The production of key enterprises is stable, and the supporting role is significant. The cumulative output value of the 521 key monitored enterprises accounted for regarding 75% of the province’s total industrial output value above the designated size. The output value increased by 11.4% year-on-year, and the growth rate was 62.4%. The production situation was better than the provincial average. The overall production of BMW Brilliance was stable, and electricity consumption increased by 17.39%. The production of Hengli Group was stable. The output values of Hengli Refinery, Hengli Petrochemical and Hengli Chemical from January to February increased by 49.3%, 27% and 23.6% respectively year-on-year. The output value of Anshan Iron and Steel Co., Ltd. increased by 9.4% year-on-year; the output value of Anshan Iron and Steel Group Benxi Iron and Steel Group increased by 7.8% year-on-year.
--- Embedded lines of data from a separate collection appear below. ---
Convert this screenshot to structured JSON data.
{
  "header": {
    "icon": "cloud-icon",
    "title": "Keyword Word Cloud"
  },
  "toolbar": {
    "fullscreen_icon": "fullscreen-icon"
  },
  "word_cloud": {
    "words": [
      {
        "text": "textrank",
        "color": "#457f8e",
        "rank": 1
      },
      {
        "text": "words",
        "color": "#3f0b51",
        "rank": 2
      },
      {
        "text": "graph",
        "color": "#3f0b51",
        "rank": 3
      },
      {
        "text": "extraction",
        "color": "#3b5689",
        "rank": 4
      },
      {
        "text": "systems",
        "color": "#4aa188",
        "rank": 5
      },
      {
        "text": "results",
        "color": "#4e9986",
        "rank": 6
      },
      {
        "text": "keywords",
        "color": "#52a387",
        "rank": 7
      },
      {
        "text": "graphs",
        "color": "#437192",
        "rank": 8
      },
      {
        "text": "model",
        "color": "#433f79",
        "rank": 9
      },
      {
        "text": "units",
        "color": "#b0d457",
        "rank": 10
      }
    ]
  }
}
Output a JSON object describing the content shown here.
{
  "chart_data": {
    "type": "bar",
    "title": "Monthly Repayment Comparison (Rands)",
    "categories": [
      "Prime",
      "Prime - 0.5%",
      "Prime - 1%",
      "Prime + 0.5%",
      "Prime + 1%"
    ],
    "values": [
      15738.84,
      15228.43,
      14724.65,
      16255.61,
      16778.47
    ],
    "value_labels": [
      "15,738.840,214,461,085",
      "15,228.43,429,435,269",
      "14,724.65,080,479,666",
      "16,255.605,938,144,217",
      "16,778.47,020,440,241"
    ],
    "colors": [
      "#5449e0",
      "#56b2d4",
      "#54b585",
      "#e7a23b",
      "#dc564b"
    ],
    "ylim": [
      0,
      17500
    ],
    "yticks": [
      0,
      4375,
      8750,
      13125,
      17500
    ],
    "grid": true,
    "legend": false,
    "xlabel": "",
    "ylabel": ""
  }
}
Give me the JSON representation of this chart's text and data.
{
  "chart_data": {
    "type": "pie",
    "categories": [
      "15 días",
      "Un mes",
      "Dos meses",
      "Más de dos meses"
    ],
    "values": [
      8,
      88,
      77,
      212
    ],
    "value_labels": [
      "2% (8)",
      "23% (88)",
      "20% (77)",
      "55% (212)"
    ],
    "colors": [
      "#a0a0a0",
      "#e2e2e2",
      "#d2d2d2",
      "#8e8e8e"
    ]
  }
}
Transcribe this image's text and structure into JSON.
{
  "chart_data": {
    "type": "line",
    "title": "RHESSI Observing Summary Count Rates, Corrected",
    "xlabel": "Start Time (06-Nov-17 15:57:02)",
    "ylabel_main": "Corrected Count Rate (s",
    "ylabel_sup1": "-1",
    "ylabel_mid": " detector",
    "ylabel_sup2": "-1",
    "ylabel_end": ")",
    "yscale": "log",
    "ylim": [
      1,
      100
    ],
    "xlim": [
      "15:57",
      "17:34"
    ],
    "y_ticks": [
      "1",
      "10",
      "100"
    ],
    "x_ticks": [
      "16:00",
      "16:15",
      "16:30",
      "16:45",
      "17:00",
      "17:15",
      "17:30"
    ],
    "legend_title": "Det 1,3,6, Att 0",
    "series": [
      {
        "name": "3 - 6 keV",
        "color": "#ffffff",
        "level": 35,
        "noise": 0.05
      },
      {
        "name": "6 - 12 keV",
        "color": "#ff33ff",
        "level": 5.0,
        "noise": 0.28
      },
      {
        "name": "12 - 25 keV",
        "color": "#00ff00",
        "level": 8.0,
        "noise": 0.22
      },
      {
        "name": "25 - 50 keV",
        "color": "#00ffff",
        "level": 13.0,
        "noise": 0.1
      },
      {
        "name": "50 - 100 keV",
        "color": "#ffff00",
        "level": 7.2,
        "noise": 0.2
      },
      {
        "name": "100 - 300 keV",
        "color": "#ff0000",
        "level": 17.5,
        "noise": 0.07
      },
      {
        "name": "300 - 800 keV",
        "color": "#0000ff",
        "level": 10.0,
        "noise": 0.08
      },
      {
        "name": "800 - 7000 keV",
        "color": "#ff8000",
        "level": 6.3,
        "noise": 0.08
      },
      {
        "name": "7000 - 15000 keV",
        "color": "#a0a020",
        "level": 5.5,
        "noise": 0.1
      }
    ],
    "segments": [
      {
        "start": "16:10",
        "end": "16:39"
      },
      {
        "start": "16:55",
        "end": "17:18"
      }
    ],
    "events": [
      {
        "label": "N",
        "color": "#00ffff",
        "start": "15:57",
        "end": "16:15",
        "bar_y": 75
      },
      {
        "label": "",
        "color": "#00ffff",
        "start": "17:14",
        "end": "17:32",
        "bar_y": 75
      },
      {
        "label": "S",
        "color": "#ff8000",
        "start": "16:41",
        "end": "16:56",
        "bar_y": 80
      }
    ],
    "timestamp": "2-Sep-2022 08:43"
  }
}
At present, the production expectations of industrial enterprises above designated size in the province are generally positive. It is expected that the proportion of enterprises whose output value increased year-on-year in March reached 37.5%, and the proportion of enterprises that remained unchanged reached 36.1%, which is higher than the data of the previous two months. However, challenges such as the impact of rising costs and limited profit margins still exist, and the pressure on enterprises is still not small.
Service enterprises have started construction and reached production, and relevant departments of our province have been paying close attention to problems such as “lack of cores”, “lack of cabinets”, “lack of labor” and “lack of funds” to help enterprises solve the problems of raw material supply, spare parts matching, logistics and transportation, financing and loans, etc. point.
For enterprises that have not resumed work, we will implement classified policies, one enterprise and one policy, to help enterprises solve problems such as employment, orders, and funds. Among them, Huludao cooperated closely with the Jinzhou Municipal Government, and issued a total of 313 “Vehicle Passes for Material Support for Key Industrial Enterprises in Huludao City” to 48 enterprises that were transported to Jinzhou, and transported 2,993 trains in total, transporting various urgently needed materials and must-sale products 8.6 10,000 tons, with a total amount of 380 million yuan.